Les méthodes propres, quoi que ..

  • L’eau de cuisson est une méthode couramment employée pour désherber. Ce liquide, salé et versé bouillant, va détruire les plantes touchées. Faisable seulement sur une petite surface, il ne faut cependant pas en abuser car le sel accumulé dans le sol n’est pas bénéfique, ni la chaleur intense. Quant à l’eau de cuisson des pommes de terre ou des pâtes, c’est l’amidon qu’elle contient qui est efficace pour supprimer des indésirables. Il n’est pas utile de l’utiliser chaude, vous pouvez même le garder pour l’utiliser au besoin.
  • Le sel : une fausse idée écologique. Certes très efficace, le sel va également détruire les micro-organismes présents dans le sol.
  • Le désherbage thermique : chauffées à une forte température, qui remonte jusqu'au système racinaire et fait exploser les cellules, les plantes meurent. Éviter cette méthode en période de sécheresse. Cette méthode utilisant le gaz n’est pourtant pas si écologique que ça.
  • Le vinaigre blanc : verser directement du vinaigre au cœur de la plante, dilué à 50% dans de l’eau, additionnée de savon noir pour plus d’adhérence aux feuilles. Cette méthode ne peut être utilisée que ponctuellement, par touches, car elle demande de la précision et de la patience ! Le vinaigre est un oxydant. Les oxydants, lorsqu’ils sont mélangés à de l’eau, pénètrent dans les cellules végétales qui absorbent cette eau, et les brûlent de l’intérieur. Les oxydants sont plus ou moins rapidement biodégradables, mais ils sont néanmoins à utiliser avec précaution, car ils ne sont pas inoffensifs, loin de là. Le vinaigre va progressivement acidifier le sol et à forte dose il détruit les micro-organismes présents dans le sol. Parmi les oxydants les plus connus nous avons le chlore, l’eau de javel, les acides : chlorhydrique, sulfurique et autres, qui sont par trop agressifs, et plutôt dangereux à utiliser !

Les bonnes astuces

  • La chaux ou la cendre de bois : utile pour supprimer la mousse dans le gazon.
  • Le purin d’ortie pur : non dilué, le purin d’ortie brûle les végétaux.
  • La privation de lumière : c’est un bon moyen de tuer une plante. Au bout de quelques jours, après une phase où elles perdent toute leur chlorophylle, elles meurent. Attention toutefois aux plantes qui s’étendent par des stolons ou un rhizome traçant, comme les orties ou le chiendent. Il est possible d’utiliser une bâche noire, ou encore des cartons.

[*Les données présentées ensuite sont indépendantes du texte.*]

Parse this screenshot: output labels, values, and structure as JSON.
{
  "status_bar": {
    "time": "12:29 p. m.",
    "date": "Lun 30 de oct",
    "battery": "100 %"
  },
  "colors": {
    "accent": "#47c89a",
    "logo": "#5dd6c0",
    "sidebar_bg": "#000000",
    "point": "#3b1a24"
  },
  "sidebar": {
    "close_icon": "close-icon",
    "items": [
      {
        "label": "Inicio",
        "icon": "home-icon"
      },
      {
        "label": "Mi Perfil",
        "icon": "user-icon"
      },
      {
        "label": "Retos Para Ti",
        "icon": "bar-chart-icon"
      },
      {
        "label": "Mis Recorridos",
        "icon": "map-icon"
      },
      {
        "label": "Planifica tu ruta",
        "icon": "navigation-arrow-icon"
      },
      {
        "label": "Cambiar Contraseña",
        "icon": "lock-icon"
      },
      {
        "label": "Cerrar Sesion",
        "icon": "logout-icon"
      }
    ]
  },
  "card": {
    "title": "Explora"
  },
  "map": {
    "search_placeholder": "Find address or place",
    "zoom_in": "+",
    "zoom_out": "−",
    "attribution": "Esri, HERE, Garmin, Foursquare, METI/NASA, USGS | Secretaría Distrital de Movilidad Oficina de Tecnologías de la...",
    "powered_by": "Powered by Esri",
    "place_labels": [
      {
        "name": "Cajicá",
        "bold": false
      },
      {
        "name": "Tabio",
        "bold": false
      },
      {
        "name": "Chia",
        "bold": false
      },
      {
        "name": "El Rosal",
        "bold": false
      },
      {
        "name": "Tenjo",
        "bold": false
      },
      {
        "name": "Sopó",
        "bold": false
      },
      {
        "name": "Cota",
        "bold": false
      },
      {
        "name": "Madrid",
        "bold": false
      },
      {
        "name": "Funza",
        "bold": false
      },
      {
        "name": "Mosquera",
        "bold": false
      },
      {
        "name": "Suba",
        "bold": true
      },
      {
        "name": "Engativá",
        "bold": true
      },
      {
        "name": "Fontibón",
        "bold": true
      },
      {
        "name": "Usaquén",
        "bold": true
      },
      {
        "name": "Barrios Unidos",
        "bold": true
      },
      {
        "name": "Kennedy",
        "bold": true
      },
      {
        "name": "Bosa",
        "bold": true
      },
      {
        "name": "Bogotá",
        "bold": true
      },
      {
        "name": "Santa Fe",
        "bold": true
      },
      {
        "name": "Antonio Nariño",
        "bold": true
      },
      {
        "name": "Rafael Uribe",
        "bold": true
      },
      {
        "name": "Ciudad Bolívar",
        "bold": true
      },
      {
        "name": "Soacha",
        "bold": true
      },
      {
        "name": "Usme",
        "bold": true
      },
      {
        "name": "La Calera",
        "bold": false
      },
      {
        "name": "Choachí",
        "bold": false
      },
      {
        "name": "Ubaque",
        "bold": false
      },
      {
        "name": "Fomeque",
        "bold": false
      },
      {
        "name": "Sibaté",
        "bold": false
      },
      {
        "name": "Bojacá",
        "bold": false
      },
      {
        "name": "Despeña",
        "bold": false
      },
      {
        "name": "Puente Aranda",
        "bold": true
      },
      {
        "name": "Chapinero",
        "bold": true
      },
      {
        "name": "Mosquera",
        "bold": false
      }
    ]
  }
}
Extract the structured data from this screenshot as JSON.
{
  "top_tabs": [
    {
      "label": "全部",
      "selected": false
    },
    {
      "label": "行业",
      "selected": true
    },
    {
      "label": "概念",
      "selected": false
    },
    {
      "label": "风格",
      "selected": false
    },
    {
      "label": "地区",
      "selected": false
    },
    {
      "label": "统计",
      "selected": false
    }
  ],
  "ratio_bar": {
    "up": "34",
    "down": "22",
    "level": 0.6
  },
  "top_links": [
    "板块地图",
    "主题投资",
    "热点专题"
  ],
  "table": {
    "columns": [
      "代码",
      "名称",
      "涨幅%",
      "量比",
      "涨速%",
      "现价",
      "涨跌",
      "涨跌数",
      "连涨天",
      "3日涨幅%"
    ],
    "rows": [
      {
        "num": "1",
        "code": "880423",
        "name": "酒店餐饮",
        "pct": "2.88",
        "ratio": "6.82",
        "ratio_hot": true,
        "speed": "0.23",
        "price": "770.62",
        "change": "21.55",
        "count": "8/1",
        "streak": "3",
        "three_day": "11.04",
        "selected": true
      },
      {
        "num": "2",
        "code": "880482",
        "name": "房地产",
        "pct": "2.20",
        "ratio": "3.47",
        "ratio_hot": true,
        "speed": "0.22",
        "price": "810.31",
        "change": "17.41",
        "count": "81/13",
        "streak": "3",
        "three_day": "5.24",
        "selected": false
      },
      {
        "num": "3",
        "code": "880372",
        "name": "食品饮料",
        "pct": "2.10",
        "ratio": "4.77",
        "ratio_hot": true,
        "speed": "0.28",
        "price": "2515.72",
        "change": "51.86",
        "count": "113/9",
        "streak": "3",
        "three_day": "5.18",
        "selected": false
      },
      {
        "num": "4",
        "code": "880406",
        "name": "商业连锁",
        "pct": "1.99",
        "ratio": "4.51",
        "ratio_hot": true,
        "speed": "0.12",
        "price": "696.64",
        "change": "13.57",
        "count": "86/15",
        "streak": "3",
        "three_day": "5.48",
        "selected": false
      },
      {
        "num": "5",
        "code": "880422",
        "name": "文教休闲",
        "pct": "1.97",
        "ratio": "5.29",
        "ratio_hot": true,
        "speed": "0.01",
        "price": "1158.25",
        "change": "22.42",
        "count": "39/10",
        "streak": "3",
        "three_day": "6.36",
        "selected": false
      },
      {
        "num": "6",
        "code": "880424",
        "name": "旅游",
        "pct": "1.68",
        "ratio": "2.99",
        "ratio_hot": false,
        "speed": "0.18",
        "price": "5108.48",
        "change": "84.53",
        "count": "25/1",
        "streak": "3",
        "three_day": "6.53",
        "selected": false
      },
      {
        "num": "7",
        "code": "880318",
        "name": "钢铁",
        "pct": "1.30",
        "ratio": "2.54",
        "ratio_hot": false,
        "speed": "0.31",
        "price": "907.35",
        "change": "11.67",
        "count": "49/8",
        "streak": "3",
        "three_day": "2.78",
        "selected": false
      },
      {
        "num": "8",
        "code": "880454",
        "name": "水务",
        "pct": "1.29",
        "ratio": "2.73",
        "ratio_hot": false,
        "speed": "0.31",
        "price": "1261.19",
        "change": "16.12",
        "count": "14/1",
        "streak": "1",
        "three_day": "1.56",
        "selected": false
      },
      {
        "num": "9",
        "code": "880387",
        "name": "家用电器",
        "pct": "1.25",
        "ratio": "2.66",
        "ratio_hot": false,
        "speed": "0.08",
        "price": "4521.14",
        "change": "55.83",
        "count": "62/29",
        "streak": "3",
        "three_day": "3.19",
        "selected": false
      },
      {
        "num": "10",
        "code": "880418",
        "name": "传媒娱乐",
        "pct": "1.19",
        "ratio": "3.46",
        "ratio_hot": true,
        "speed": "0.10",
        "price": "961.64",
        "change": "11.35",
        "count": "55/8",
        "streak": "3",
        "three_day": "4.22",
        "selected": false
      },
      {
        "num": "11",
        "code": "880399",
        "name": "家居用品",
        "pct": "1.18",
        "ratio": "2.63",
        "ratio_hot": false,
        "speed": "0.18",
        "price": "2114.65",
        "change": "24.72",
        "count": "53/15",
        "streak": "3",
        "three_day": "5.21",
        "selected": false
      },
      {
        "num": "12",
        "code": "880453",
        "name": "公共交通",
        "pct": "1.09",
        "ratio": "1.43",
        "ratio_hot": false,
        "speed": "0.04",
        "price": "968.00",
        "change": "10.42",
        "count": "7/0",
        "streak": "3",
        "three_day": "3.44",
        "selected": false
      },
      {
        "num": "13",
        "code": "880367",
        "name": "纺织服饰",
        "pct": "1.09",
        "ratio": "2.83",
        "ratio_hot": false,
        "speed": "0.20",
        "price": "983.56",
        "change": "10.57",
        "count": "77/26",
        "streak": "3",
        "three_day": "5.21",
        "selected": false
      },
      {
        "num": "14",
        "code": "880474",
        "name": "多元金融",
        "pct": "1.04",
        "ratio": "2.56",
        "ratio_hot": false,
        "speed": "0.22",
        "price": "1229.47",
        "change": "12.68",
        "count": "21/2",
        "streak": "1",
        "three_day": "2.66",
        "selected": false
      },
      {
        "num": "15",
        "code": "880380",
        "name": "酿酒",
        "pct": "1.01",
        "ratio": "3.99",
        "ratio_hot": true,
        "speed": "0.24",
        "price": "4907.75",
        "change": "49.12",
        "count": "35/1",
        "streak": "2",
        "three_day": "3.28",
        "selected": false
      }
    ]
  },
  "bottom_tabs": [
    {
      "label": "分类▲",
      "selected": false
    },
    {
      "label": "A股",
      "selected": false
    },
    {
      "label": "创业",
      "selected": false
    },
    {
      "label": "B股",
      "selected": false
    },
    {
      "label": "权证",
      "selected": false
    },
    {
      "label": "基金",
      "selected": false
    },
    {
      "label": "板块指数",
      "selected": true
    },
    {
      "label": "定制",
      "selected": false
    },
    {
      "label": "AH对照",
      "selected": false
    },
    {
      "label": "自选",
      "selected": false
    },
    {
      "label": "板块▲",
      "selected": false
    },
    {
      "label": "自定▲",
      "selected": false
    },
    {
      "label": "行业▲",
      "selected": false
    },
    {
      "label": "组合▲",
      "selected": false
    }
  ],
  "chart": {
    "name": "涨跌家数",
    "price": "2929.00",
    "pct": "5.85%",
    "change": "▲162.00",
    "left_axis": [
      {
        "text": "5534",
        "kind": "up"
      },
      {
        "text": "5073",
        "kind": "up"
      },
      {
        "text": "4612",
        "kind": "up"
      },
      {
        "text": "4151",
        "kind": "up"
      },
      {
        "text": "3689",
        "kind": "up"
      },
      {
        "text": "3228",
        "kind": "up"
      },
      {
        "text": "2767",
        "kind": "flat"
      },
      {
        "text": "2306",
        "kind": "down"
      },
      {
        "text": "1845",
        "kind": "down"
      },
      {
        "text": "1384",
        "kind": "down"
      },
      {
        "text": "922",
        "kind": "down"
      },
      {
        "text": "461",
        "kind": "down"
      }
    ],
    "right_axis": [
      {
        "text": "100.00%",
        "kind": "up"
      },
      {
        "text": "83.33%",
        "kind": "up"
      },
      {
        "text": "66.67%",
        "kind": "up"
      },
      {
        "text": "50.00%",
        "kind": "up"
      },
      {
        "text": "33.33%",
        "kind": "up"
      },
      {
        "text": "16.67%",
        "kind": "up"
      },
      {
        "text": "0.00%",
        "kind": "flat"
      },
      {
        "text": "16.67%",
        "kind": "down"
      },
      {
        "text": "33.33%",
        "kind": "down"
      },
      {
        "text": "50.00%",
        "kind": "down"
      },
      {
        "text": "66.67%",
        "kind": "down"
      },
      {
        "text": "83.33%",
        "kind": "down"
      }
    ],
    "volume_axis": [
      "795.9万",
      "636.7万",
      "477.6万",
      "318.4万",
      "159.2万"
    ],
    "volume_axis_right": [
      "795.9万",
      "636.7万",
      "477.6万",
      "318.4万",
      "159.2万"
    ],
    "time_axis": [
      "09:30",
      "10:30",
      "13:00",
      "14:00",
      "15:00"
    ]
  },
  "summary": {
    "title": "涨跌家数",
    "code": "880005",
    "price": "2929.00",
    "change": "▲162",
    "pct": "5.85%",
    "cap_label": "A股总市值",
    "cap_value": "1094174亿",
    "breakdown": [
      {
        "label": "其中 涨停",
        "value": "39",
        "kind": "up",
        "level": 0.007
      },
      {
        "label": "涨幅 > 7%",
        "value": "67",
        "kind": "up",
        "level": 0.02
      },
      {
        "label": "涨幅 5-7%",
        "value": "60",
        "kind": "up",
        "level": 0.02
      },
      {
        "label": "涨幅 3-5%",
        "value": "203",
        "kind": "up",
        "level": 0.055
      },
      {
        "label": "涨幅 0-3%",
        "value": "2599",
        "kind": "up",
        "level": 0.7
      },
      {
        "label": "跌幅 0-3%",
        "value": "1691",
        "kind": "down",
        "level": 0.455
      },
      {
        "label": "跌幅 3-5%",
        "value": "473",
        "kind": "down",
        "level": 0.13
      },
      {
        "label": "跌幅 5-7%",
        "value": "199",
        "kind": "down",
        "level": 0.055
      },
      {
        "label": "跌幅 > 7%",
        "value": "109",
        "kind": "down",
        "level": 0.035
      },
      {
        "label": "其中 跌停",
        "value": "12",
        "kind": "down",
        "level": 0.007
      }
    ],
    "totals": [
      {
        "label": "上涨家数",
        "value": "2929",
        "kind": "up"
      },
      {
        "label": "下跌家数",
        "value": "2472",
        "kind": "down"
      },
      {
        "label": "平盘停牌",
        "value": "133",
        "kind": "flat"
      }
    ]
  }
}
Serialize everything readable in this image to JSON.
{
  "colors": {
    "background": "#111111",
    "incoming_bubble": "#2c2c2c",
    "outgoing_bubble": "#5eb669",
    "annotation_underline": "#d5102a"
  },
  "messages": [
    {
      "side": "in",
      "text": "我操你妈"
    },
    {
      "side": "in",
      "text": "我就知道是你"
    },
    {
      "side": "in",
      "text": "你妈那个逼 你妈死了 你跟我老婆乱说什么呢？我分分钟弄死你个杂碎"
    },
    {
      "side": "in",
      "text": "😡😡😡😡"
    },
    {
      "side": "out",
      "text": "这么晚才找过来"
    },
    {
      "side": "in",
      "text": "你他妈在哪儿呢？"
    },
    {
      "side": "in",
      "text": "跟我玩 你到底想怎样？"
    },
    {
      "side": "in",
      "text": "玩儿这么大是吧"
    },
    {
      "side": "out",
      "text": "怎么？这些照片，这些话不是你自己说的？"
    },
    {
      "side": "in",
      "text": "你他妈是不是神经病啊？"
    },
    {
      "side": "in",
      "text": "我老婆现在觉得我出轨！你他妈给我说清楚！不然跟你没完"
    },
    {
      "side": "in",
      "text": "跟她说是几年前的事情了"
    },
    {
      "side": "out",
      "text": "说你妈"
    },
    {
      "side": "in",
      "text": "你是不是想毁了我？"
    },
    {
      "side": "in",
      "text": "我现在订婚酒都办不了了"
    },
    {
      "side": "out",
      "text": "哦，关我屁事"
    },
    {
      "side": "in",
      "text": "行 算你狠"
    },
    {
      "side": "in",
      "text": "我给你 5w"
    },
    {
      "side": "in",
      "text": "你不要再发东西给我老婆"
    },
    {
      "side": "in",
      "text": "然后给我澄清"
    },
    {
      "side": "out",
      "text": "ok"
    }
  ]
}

Les produits de biocontrôle

L’acide pélargonique : cet extrait de géranium a un effet herbicide de par son action destructrice de la “peau” qui recouvre et protège tiges et feuilles des végétaux. Cette protection détruite, la plante n’a plus rien pour l’isoler des effets des U.V et va mourir très rapidement.

Les produits à base d’acide pélargonique tels que l’Herbistop de Clairland s’utilisent sur les adventices mais aussi sur les mousses car il est non sélectif. La pulvérisation se réalise par temps sec, à une température douce, environ 15°. Une fois le traitement effectué et l’emplacement sec, il n’y a aucun risque d’intoxication pour les animaux et des plantations peuvent s’effectuer en place immédiatement.